Saturday, August 13, 2011

True Blue

One would think that, of all the issues in the world, the public disorder in England's cities (or the UK riots as they're known in Scotland) would see the police and the Conservative Party warbling in happy head-cracking harmony from the same hymn sheet. Alas, the Not Particularly Bright Party's erstwhile colleagues in the News International Benevolent Society are sadly out of step with Daveybloke's plans to make senior police posts elective and to bring in an American private security contractor so that the streets of Birmingham may be made as safe as some of New York.

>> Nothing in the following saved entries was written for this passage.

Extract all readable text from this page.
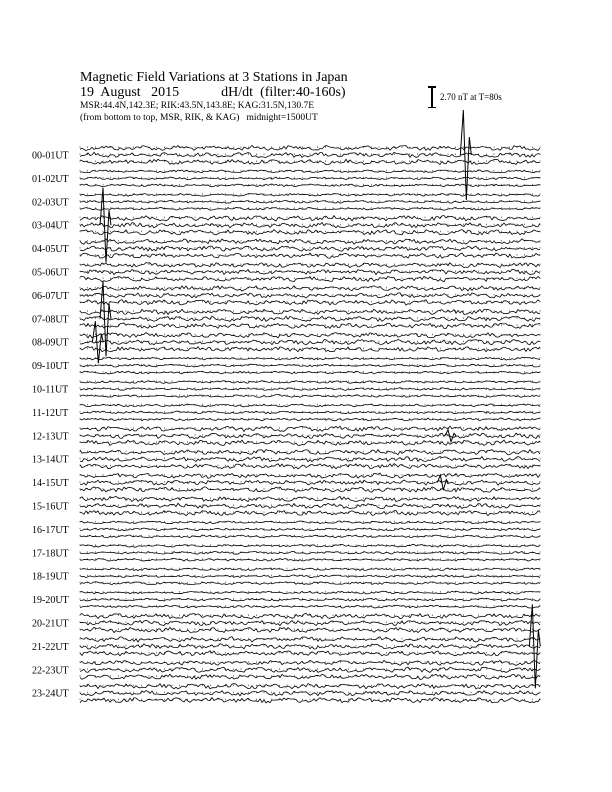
Magnetic Field Variations at 3 Stations in Japan
19  August   2015            dH/dt  (filter:40-160s)
MSR:44.4N,142.3E; RIK:43.5N,143.8E; KAG:31.5N,130.7E
(from bottom to top, MSR, RIK, & KAG)   midnight=1500UT
2.70 nT at T=80s
00-01UT
01-02UT
02-03UT
03-04UT
04-05UT
05-06UT
06-07UT
07-08UT
08-09UT
09-10UT
10-11UT
11-12UT
12-13UT
13-14UT
14-15UT
15-16UT
16-17UT
17-18UT
18-19UT
19-20UT
20-21UT
21-22UT
22-23UT
23-24UT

Accordingly, Daveybloke and the Home Secretary, Theresa May, have now caused further irritation by criticising the policing of the riots. They have also claimed credit for having put some backbone in the constabulary by coming back from holiday half-way through the trouble and gibbering a bit at meetings, although Daveybloke has done his best to grovel his way out of that one with an abject telephone call to the acting commissioner of the Metropolitan Firearms and Headbangers' Club, that famously tactful organisation whose community policing activities - shooting somebody dead and then misleading the press about it without troubling to mislead the family first - sparked the whole thing off. Sir Hugh Orde, the president of the Association of Chief Police Officers, has gone so far as to describe the role of the Head Boy, his Matron and the London Haystack as "an irrelevance", and to pour cold water on various ejaculations by Daveybloke and others about water-cannon. Orde has even drawn a distinction between policing and politics, which is unlikely to go down well with a Cuddly Cabinet of overgrown school bullies who regard the country as their very own toy train set (a head-on collision with lots of gore? O how super!), and has dared to behave like a doctor or a teacher by contradicting Daveybloke's cast-iron pledge that budget cuts of up to a fifth (to say nothing of privatising the forensic service) will have no noticeable impact.

It is all very bizarre. Nobody in their right mind would expect great statesmanship from a government of adolescents, advertising men and Eric Pickles; but how much Machiavellian cunning does one really need in order to realise that, from a purely practical point of view, kicking the proles and the police at the same time might not be such an awfully spiffing idea?